Stuck in a season of stagnancy and flat out struggle, I almost lost it and gave up. I was really down on my luck and couldn't seem to understand how I was just sitting high on the throne of God's grace only to end up back at the bottom with bowed knees.
The life I had known and had really started to grow cozy, confident, and comfortable in, burst in flames. The fire grew quickly, and before I could find an escape it was already too late.
I suffered in silence, per usual. Letting the external struggles that engulfed me tear my internal spirit of positivity and perseverance down to a nub.
I felt like I was in hell, and every now and then I would get the chance to see and feel a little bit of what heaven could be like. Truth is I had become my own worst enemy, I was busy self-sabotaging my own life and didn't even know it. I had slowly veered out of my lane only to end up at a dead end with no service and a soon to be dead phone.
Stuck in a season of stagnancy and flat out struggle. I cried, drying my insides out from the flood gate of tears that just kept coming. My down days had resurfaced, and I was so afraid to acknowledge its returning signs, that it eventually forced my hand to be still.
I was forced to be still, to be stuck and to be stagnant. I was rushing to the pace of my own urgency to succeed I forget to let God guide me.
I was stuck in my own way again and "things take time" was the last thing I was trying to hear. I was trying to move at Godspeed with more emphasis on the speed and less focus on God.
I wasn't hearing God nor even asking God for help and strength to keep going. I was solely fighting a war on my own, that wasn't specifically designed for me to fight by myself.

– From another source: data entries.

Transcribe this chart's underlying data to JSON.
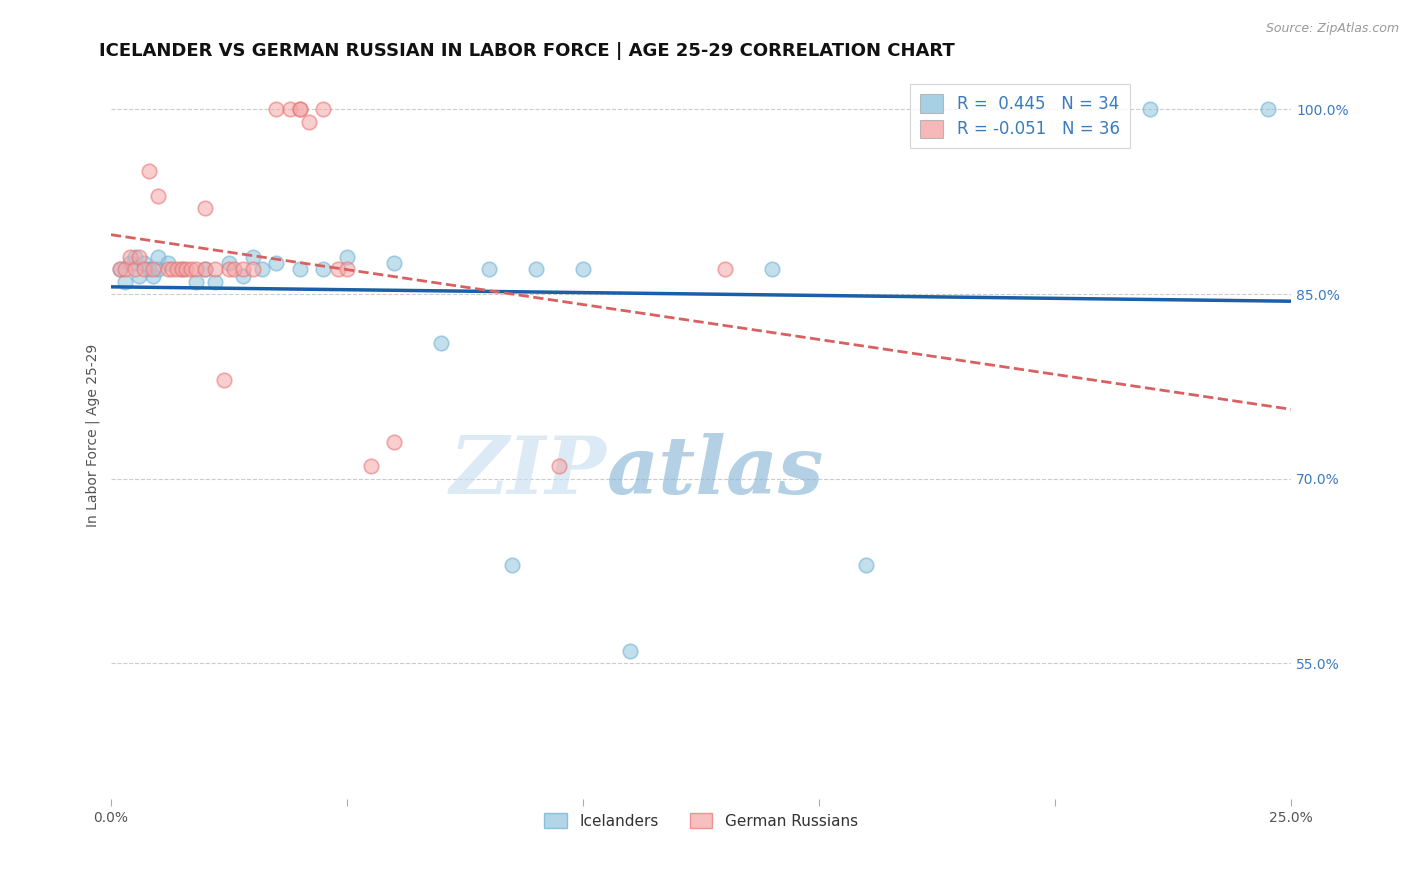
{
  "title": "ICELANDER VS GERMAN RUSSIAN IN LABOR FORCE | AGE 25-29 CORRELATION CHART",
  "source": "Source: ZipAtlas.com",
  "ylabel": "In Labor Force | Age 25-29",
  "xlim": [
    0.0,
    0.25
  ],
  "ylim": [
    0.44,
    1.03
  ],
  "xticks": [
    0.0,
    0.05,
    0.1,
    0.15,
    0.2,
    0.25
  ],
  "xtick_labels": [
    "0.0%",
    "",
    "",
    "",
    "",
    "25.0%"
  ],
  "yticks": [
    0.55,
    0.7,
    0.85,
    1.0
  ],
  "ytick_labels": [
    "55.0%",
    "70.0%",
    "85.0%",
    "100.0%"
  ],
  "legend_label1": "Icelanders",
  "legend_label2": "German Russians",
  "blue_color": "#92c5de",
  "pink_color": "#f4a6a6",
  "blue_edge_color": "#6baed6",
  "pink_edge_color": "#e87070",
  "blue_line_color": "#1a5fa8",
  "pink_line_color": "#d96060",
  "blue_r": 0.445,
  "blue_n": 34,
  "pink_r": -0.051,
  "pink_n": 36,
  "watermark_zip": "ZIP",
  "watermark_atlas": "atlas",
  "grid_color": "#cccccc",
  "background_color": "#ffffff",
  "title_fontsize": 13,
  "axis_label_fontsize": 10,
  "tick_fontsize": 10,
  "marker_size": 110,
  "marker_alpha": 0.55,
  "blue_x": [
    0.002,
    0.003,
    0.004,
    0.005,
    0.006,
    0.007,
    0.008,
    0.009,
    0.01,
    0.01,
    0.012,
    0.015,
    0.018,
    0.02,
    0.022,
    0.025,
    0.028,
    0.03,
    0.032,
    0.035,
    0.04,
    0.045,
    0.05,
    0.06,
    0.07,
    0.08,
    0.085,
    0.09,
    0.1,
    0.11,
    0.14,
    0.16,
    0.22,
    0.245
  ],
  "blue_y": [
    0.87,
    0.86,
    0.875,
    0.88,
    0.865,
    0.875,
    0.87,
    0.865,
    0.87,
    0.88,
    0.875,
    0.87,
    0.86,
    0.87,
    0.86,
    0.875,
    0.865,
    0.88,
    0.87,
    0.875,
    0.87,
    0.87,
    0.88,
    0.875,
    0.81,
    0.87,
    0.63,
    0.87,
    0.87,
    0.56,
    0.87,
    0.63,
    1.0,
    1.0
  ],
  "pink_x": [
    0.002,
    0.003,
    0.004,
    0.005,
    0.006,
    0.007,
    0.008,
    0.009,
    0.01,
    0.012,
    0.013,
    0.014,
    0.015,
    0.016,
    0.017,
    0.018,
    0.02,
    0.02,
    0.022,
    0.024,
    0.025,
    0.026,
    0.028,
    0.03,
    0.035,
    0.038,
    0.04,
    0.04,
    0.042,
    0.045,
    0.048,
    0.05,
    0.055,
    0.06,
    0.095,
    0.13
  ],
  "pink_y": [
    0.87,
    0.87,
    0.88,
    0.87,
    0.88,
    0.87,
    0.95,
    0.87,
    0.93,
    0.87,
    0.87,
    0.87,
    0.87,
    0.87,
    0.87,
    0.87,
    0.87,
    0.92,
    0.87,
    0.78,
    0.87,
    0.87,
    0.87,
    0.87,
    1.0,
    1.0,
    1.0,
    1.0,
    0.99,
    1.0,
    0.87,
    0.87,
    0.71,
    0.73,
    0.71,
    0.87
  ]
}
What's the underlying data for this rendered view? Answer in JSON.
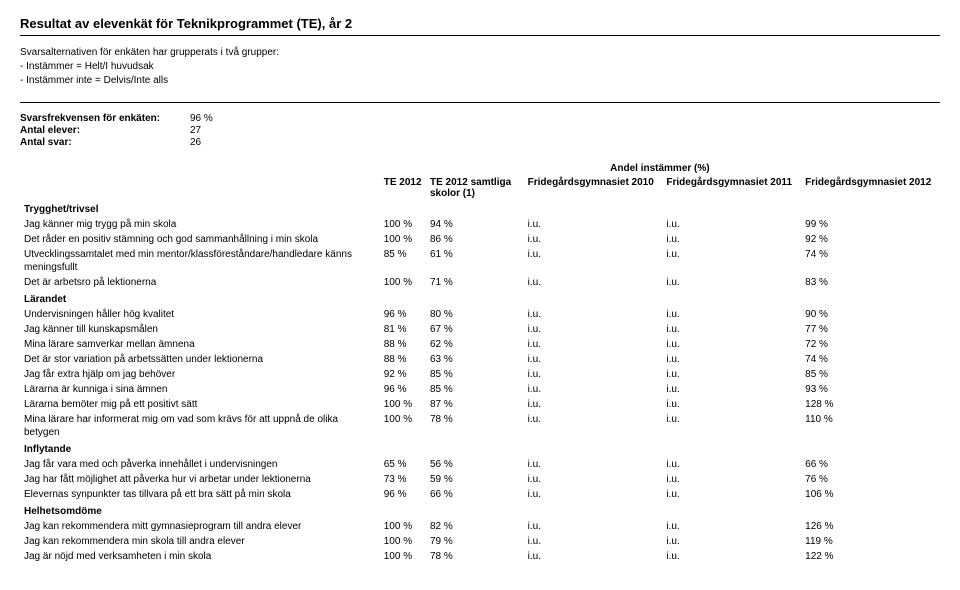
{
  "title": "Resultat av elevenkät för Teknikprogrammet (TE), år 2",
  "intro": {
    "line1": "Svarsalternativen för enkäten har grupperats i två grupper:",
    "line2": "- Instämmer = Helt/I huvudsak",
    "line3": "- Instämmer inte = Delvis/Inte alls"
  },
  "stats": {
    "freq_label": "Svarsfrekvensen för enkäten:",
    "freq_value": "96 %",
    "elever_label": "Antal elever:",
    "elever_value": "27",
    "svar_label": "Antal svar:",
    "svar_value": "26"
  },
  "superheader": "Andel instämmer (%)",
  "columns": {
    "te": "TE 2012",
    "skolor": "TE 2012 samtliga skolor (1)",
    "f2010": "Fridegårdsgymnasiet 2010",
    "f2011": "Fridegårdsgymnasiet 2011",
    "f2012": "Fridegårdsgymnasiet 2012"
  },
  "sections": [
    {
      "title": "Trygghet/trivsel",
      "rows": [
        {
          "q": "Jag känner mig trygg på min skola",
          "te": "100 %",
          "sk": "94 %",
          "f10": "i.u.",
          "f11": "i.u.",
          "f12": "99 %"
        },
        {
          "q": "Det råder en positiv stämning och god sammanhållning i min skola",
          "te": "100 %",
          "sk": "86 %",
          "f10": "i.u.",
          "f11": "i.u.",
          "f12": "92 %"
        },
        {
          "q": "Utvecklingssamtalet med min mentor/klassföreståndare/handledare känns meningsfullt",
          "te": "85 %",
          "sk": "61 %",
          "f10": "i.u.",
          "f11": "i.u.",
          "f12": "74 %"
        },
        {
          "q": "Det är arbetsro på lektionerna",
          "te": "100 %",
          "sk": "71 %",
          "f10": "i.u.",
          "f11": "i.u.",
          "f12": "83 %"
        }
      ]
    },
    {
      "title": "Lärandet",
      "rows": [
        {
          "q": "Undervisningen håller hög kvalitet",
          "te": "96 %",
          "sk": "80 %",
          "f10": "i.u.",
          "f11": "i.u.",
          "f12": "90 %"
        },
        {
          "q": "Jag känner till kunskapsmålen",
          "te": "81 %",
          "sk": "67 %",
          "f10": "i.u.",
          "f11": "i.u.",
          "f12": "77 %"
        },
        {
          "q": "Mina lärare samverkar mellan ämnena",
          "te": "88 %",
          "sk": "62 %",
          "f10": "i.u.",
          "f11": "i.u.",
          "f12": "72 %"
        },
        {
          "q": "Det är stor variation på arbetssätten under lektionerna",
          "te": "88 %",
          "sk": "63 %",
          "f10": "i.u.",
          "f11": "i.u.",
          "f12": "74 %"
        },
        {
          "q": "Jag får extra hjälp om jag behöver",
          "te": "92 %",
          "sk": "85 %",
          "f10": "i.u.",
          "f11": "i.u.",
          "f12": "85 %"
        },
        {
          "q": "Lärarna är kunniga i sina ämnen",
          "te": "96 %",
          "sk": "85 %",
          "f10": "i.u.",
          "f11": "i.u.",
          "f12": "93 %"
        },
        {
          "q": "Lärarna bemöter mig på ett positivt sätt",
          "te": "100 %",
          "sk": "87 %",
          "f10": "i.u.",
          "f11": "i.u.",
          "f12": "128 %"
        },
        {
          "q": "Mina lärare har informerat mig om vad som krävs för att uppnå de olika betygen",
          "te": "100 %",
          "sk": "78 %",
          "f10": "i.u.",
          "f11": "i.u.",
          "f12": "110 %"
        }
      ]
    },
    {
      "title": "Inflytande",
      "rows": [
        {
          "q": "Jag får vara med och påverka innehållet i undervisningen",
          "te": "65 %",
          "sk": "56 %",
          "f10": "i.u.",
          "f11": "i.u.",
          "f12": "66 %"
        },
        {
          "q": "Jag har fått möjlighet att påverka hur vi arbetar under lektionerna",
          "te": "73 %",
          "sk": "59 %",
          "f10": "i.u.",
          "f11": "i.u.",
          "f12": "76 %"
        },
        {
          "q": "Elevernas synpunkter tas tillvara på ett bra sätt på min skola",
          "te": "96 %",
          "sk": "66 %",
          "f10": "i.u.",
          "f11": "i.u.",
          "f12": "106 %"
        }
      ]
    },
    {
      "title": "Helhetsomdöme",
      "rows": [
        {
          "q": "Jag kan rekommendera mitt gymnasieprogram till andra elever",
          "te": "100 %",
          "sk": "82 %",
          "f10": "i.u.",
          "f11": "i.u.",
          "f12": "126 %"
        },
        {
          "q": "Jag kan rekommendera min skola till andra elever",
          "te": "100 %",
          "sk": "79 %",
          "f10": "i.u.",
          "f11": "i.u.",
          "f12": "119 %"
        },
        {
          "q": "Jag är nöjd med verksamheten i min skola",
          "te": "100 %",
          "sk": "78 %",
          "f10": "i.u.",
          "f11": "i.u.",
          "f12": "122 %"
        }
      ]
    }
  ]
}
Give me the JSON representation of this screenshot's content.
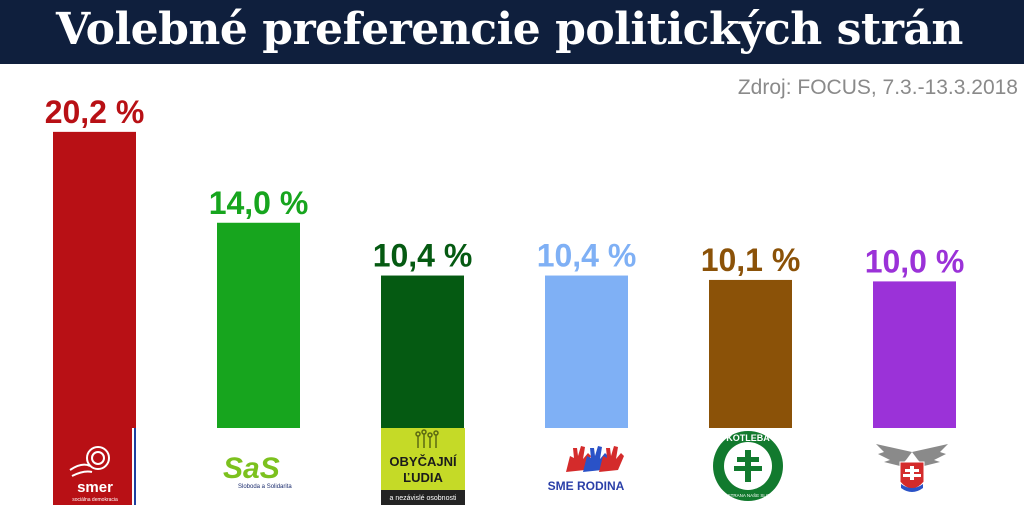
{
  "header": {
    "title": "Volebné preferencie politických strán"
  },
  "source": "Zdroj: FOCUS, 7.3.-13.3.2018",
  "chart_data": {
    "type": "bar",
    "title": "Volebné preferencie politických strán",
    "categories": [
      "SMER",
      "SaS",
      "OBYČAJNÍ ĽUDIA",
      "SME RODINA",
      "KOTLEBA",
      "SNS"
    ],
    "values": [
      20.2,
      14.0,
      10.4,
      10.4,
      10.1,
      10.0
    ],
    "value_labels": [
      "20,2 %",
      "14,0 %",
      "10,4 %",
      "10,4 %",
      "10,1 %",
      "10,0 %"
    ],
    "colors": [
      "#b81015",
      "#17a51e",
      "#055a12",
      "#7fb0f5",
      "#8b5208",
      "#9b32d8"
    ],
    "ylim": [
      0,
      21
    ],
    "grid": false,
    "legend": "none"
  },
  "logos": {
    "smer": {
      "name": "smer",
      "tagline": "sociálna demokracia",
      "icon": "rose-icon"
    },
    "sas": {
      "name": "SaS",
      "tagline": "Sloboda a Solidarita"
    },
    "olano": {
      "line1": "OBYČAJNÍ",
      "line2": "ĽUDIA",
      "tagline": "a nezávislé osobnosti"
    },
    "sme_rodina": {
      "name": "SME RODINA",
      "icon": "hands-icon"
    },
    "kotleba": {
      "name": "KOTLEBA",
      "ring_text": "ĽUDOVÁ STRANA NAŠE SLOVENSKO",
      "icon": "double-cross-icon"
    },
    "sns": {
      "icon": "eagle-emblem-icon"
    }
  }
}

And what's funny is I didn't even realize it. I had filled my time up with everything that appeased others that no room was left for indulgence and self care of my own. I was distracted by a fast-paced life of deadlines, dates, and dues that seemed infinite. I didn't know how to get back on the lane that aligned me with God's path for my life. I realized I had sold myself short and things would never be the same. That there was no going back to my old life and there was no going back to my old ways.
All that I knew was behind me. I had to start anew. I had to figure out and fix the fucked up behavior I had habitually practiced for the 20 years worth of breath I had in my body. There was no quick fix, excuse or finesse that could be utilized at this crossroads I found myself at.
I could give in, give up or get out. Getting out was the hardest decision of the three, but the fighter in me just couldn't seem to allow myself to give into the ladder.
Stuck in a season of stagnancy and flat-out struggle, God spoke and brought me to my knees. I was humbled, healed and brought to new heights.
The season I sold myself short yielded a renewed dedication to my salvation and a sanctified soul fully trusting of God to guide my steps to substance and success.